More than half of the patients surveyed also indicated that they would use a remote monitoring device as part of their treatment if a doctor suggested it.
What are remote patient monitoring devices?
There are four common remote patient monitoring devices that practices should consider before starting a RPM program.
Blood pressure monitor - Providers can keep track of blood pressure using cuffs on patient's wrists to improve hypertension management. The American Heart Association says research has shown that remote cardiac monitoring can drastically reduce patient blood pressure compared to self-monitoring.
Weight monitor - Practices can use connected scales to monitor weight for patients who may be at risk for congestive heart failure. For patients working to lose weight, ongoing monitoring can help illustrate trends and measure success.
Blood glucose monitor - Watching blood glucose levels is important to keep patients with diabetes safe. Glucose monitoring can be performed using various remote patient monitoring devices, including some that do not require patients to draw blood.
Spirometer - Remote spirometry lets providers monitor a patient's lung condition to determine whether treatments like medication can be successful in helping to manage breathing issues. The COVID-19 pandemic greatly contributed to the increase in remote lung function monitoring for patients with respiratory risks.
Is remote patient monitoring worth it?
Changes by CMS to rules and reimbursement guidelines have allowed remote patient monitoring to expand and grow in popularity.
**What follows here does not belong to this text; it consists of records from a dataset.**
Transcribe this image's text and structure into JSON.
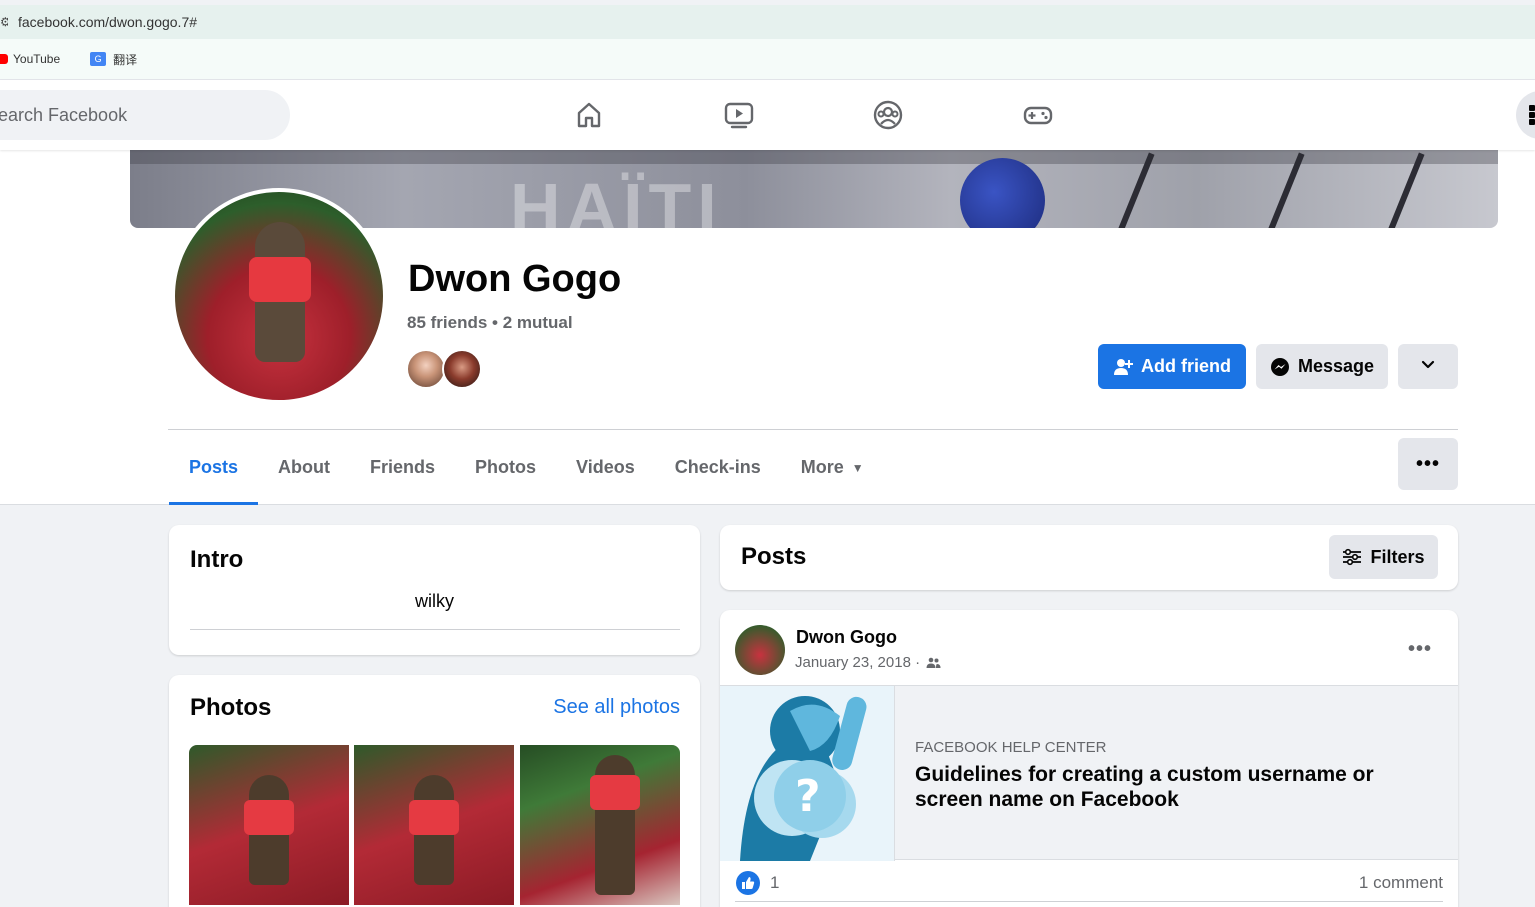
{
  "browser": {
    "url": "facebook.com/dwon.gogo.7#",
    "bookmarks": [
      {
        "label": "YouTube",
        "icon": "youtube-icon"
      },
      {
        "label": "翻译",
        "icon": "google-translate-icon"
      }
    ]
  },
  "nav": {
    "search_placeholder": "earch Facebook",
    "icons": [
      "home-icon",
      "watch-icon",
      "groups-icon",
      "gaming-icon"
    ]
  },
  "profile": {
    "name": "Dwon Gogo",
    "friends_line": "85 friends • 2 mutual",
    "add_friend_label": "Add friend",
    "message_label": "Message",
    "tabs": [
      "Posts",
      "About",
      "Friends",
      "Photos",
      "Videos",
      "Check-ins",
      "More"
    ],
    "active_tab": "Posts"
  },
  "intro": {
    "title": "Intro",
    "bio": "wilky"
  },
  "photos": {
    "title": "Photos",
    "see_all": "See all photos"
  },
  "posts": {
    "title": "Posts",
    "filters_label": "Filters",
    "post": {
      "author": "Dwon Gogo",
      "date": "January 23, 2018 ·",
      "link_domain": "FACEBOOK HELP CENTER",
      "link_title": "Guidelines for creating a custom username or screen name on Facebook",
      "reaction_count": "1",
      "comments": "1 comment"
    }
  },
  "colors": {
    "accent": "#1b74e4",
    "background": "#f0f2f5"
  }
}
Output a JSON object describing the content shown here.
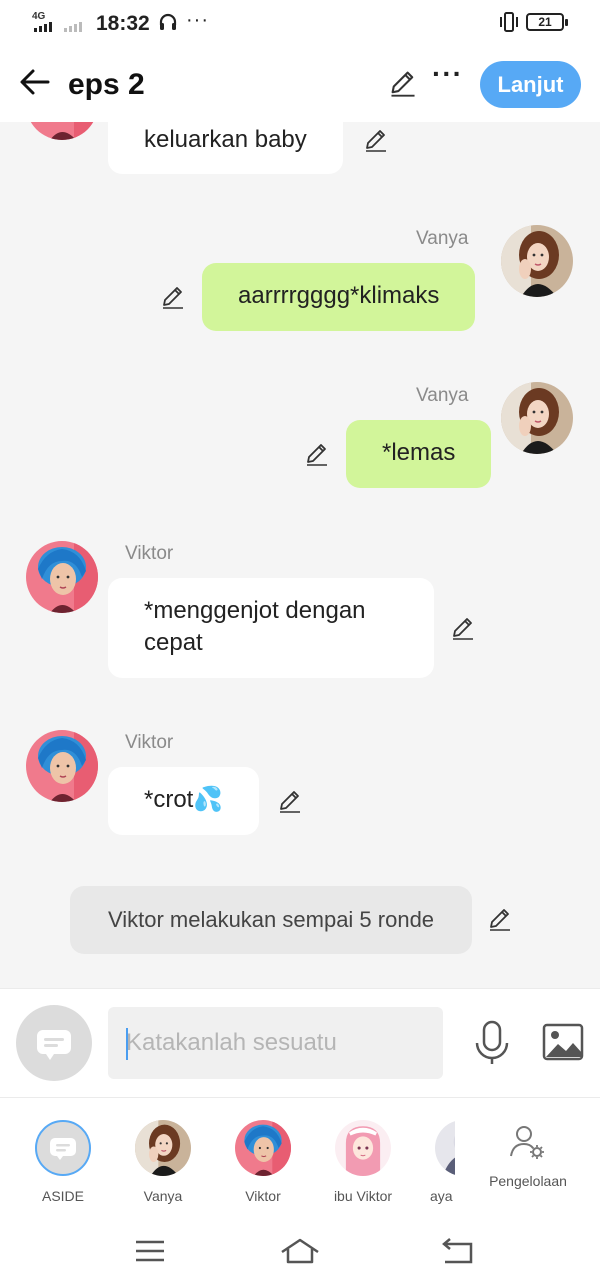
{
  "status_bar": {
    "network": "4G",
    "time": "18:32",
    "more": "···",
    "battery": "21"
  },
  "header": {
    "title": "eps 2",
    "more": "···",
    "continue_label": "Lanjut"
  },
  "messages": [
    {
      "sender": "",
      "text": "keluarkan baby",
      "side": "left"
    },
    {
      "sender": "Vanya",
      "text": "aarrrrgggg*klimaks",
      "side": "right"
    },
    {
      "sender": "Vanya",
      "text": "*lemas",
      "side": "right"
    },
    {
      "sender": "Viktor",
      "text": "*menggenjot dengan cepat",
      "side": "left"
    },
    {
      "sender": "Viktor",
      "text": "*crot💦",
      "side": "left"
    }
  ],
  "narration": "Viktor melakukan sempai 5 ronde",
  "input": {
    "placeholder": "Katakanlah sesuatu",
    "value": ""
  },
  "characters": [
    {
      "label": "ASIDE",
      "selected": true
    },
    {
      "label": "Vanya",
      "selected": false
    },
    {
      "label": "Viktor",
      "selected": false
    },
    {
      "label": "ibu Viktor",
      "selected": false
    },
    {
      "label": "aya",
      "selected": false
    }
  ],
  "manage_label": "Pengelolaan",
  "colors": {
    "accent": "#57a9f5",
    "own_bubble": "#d2f59a",
    "other_bubble": "#ffffff",
    "background": "#f5f5f5"
  },
  "icons": [
    "back-arrow-icon",
    "pencil-icon",
    "more-dots-icon",
    "chat-icon",
    "microphone-icon",
    "image-icon",
    "person-gear-icon",
    "menu-icon",
    "home-icon",
    "back-icon",
    "headphones-icon",
    "vibrate-icon"
  ]
}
As of April 2022, 30 states have some form of Medicaid reimbursement for remote patient monitoring in their Medicaid programs.
By providing 20 minutes of remote patient monitoring per month, each Medicare beneficiary can add roughly $1,400 in revenue to your practice over a 12-month period. At that rate, if you have 100 patients enrolled in a remote patient monitoring program your practice can expect to generate a little over $10,500 a month in revenue for care you may already be providing.
Potential revenue on a per patient basis
This example does not include reimbursement you may receive for initial training or for any additional billable time beyond the initial 20 minutes. Just remember, remote monitoring services must meet all coverage requirements and be reasonable and necessary in order to be reimbursed.
Following the proper remote patient monitoring coding and billing rules laid out by CMS is not only crucial to get paid what you deserve but also to ensure you maintain compliance in the event you are audited.